Mereka menjalankan aksinya dari sebuah rumah mewah di kawasan Bandar Lampung.
“Setelah dilakukan pemeriksaan, diketahui korban-korban adalah warga negara China. Karena itu, penyidik berkoordinasi dengan pihak imigrasi untuk dilakukan deportasi terhadap para WNA China tersebut,” ujar Agta kepada wartawan, Sabtu (8/11/2025).
Agta menjelaskan, para pelaku menyalahgunakan izin tinggal di Indonesia dan mengoperasikan jaringan kejahatan siber lintas negara.
“Didapati bahwa para pelaku telah melanggar izin tinggal di Indonesia, sehingga penyidik melimpahkan dugaan pelanggaran tersebut ke pihak imigrasi untuk penyelidikan lebih lanjut,” bebernya.
Modus yang digunakan terbilang rapi. Para pelaku berpura-pura menjadi polisi dari China untuk menipu dan memeras korban, kebanyakan adalah lansia berusia di atas 60 tahun.
Dalam aksinya, mereka menggunakan nomor ponsel Indonesia untuk mengelabui aparat dan korban.

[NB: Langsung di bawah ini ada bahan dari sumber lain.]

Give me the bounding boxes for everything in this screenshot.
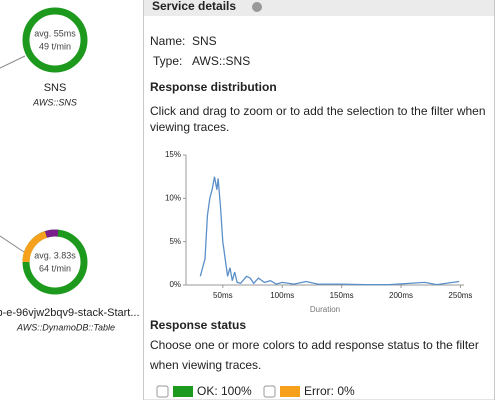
x-tick-label: 100ms (270, 291, 294, 300)
y-tick-label: 0% (169, 280, 181, 289)
x-tick-label: 150ms (330, 291, 354, 300)
name-value: SNS (192, 34, 217, 48)
node-type: AWS::SNS (32, 97, 77, 107)
name-label: Name: (150, 34, 185, 48)
type-value: AWS::SNS (192, 54, 250, 68)
x-axis-label: Duration (310, 305, 340, 314)
node-ring-error (22, 231, 48, 263)
status-swatch (173, 386, 193, 397)
help-text: Click and drag to zoom or to add the sel… (150, 104, 486, 118)
node-avg: avg. 3.83s (34, 250, 76, 260)
edge (0, 55, 26, 69)
node[interactable]: avg. 3.83s 64 t/min b-e-96vjw2bqv9-stack… (0, 229, 140, 332)
edge (0, 235, 25, 253)
node-type: AWS::DynamoDB::Table (16, 322, 115, 332)
section-heading: Response status (150, 318, 246, 332)
node[interactable]: avg. 55ms 49 t/min SNS AWS::SNS (22, 7, 88, 107)
x-tick-label: 200ms (389, 291, 413, 300)
y-tick-label: 5% (169, 237, 181, 246)
x-tick-label: 50ms (213, 291, 233, 300)
help-text: viewing traces. (150, 120, 229, 134)
status-label: Error: 0% (304, 384, 355, 398)
checkbox[interactable] (263, 385, 276, 398)
section-heading: Response distribution (150, 80, 277, 94)
panel-header (144, 0, 494, 16)
line (199, 176, 460, 286)
node-rate: 49 t/min (39, 41, 71, 51)
y-tick-label: 15% (165, 150, 181, 159)
help-icon[interactable] (252, 2, 262, 12)
x-tick-label: 250ms (448, 291, 472, 300)
node-rate: 64 t/min (39, 263, 71, 273)
checkbox[interactable] (156, 385, 169, 398)
help-text: when viewing traces. (149, 358, 261, 372)
y-tick-label: 10% (165, 193, 181, 202)
node-name: SNS (44, 82, 67, 94)
status-swatch (280, 386, 300, 397)
panel-title: Service details (152, 0, 236, 13)
node-name: b-e-96vjw2bqv9-stack-Start... (0, 307, 140, 319)
help-text: Choose one or more colors to add respons… (150, 338, 479, 352)
status-label: OK: 100% (197, 384, 252, 398)
type-label: Type: (153, 54, 182, 68)
node-ring-fault (44, 229, 59, 238)
node-avg: avg. 55ms (34, 28, 76, 38)
node-ring (22, 7, 88, 73)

“Modusnya berpura-pura menjadi polisi China untuk melakukan penipuan atau pemerasan terhadap WNA China,” jelas Agta.
Penggerebekan terhadap markas sindikat ini dilakukan pada Jumat (31/10/2025). Polisi bertindak setelah menerima laporan dari masyarakat tentang adanya nomor ponsel Indonesia yang digunakan untuk aktivitas mencurigakan.
Saat penggerebekan, aparat menemukan berbagai perangkat komunikasi dan bukti digital yang digunakan dalam operasi penipuan.
Para pelaku langsung diamankan ke Mapolres Metro Bekasi untuk pemeriksaan intensif sebelum akhirnya diserahkan ke Kantor Imigrasi untuk proses hukum dan deportasi.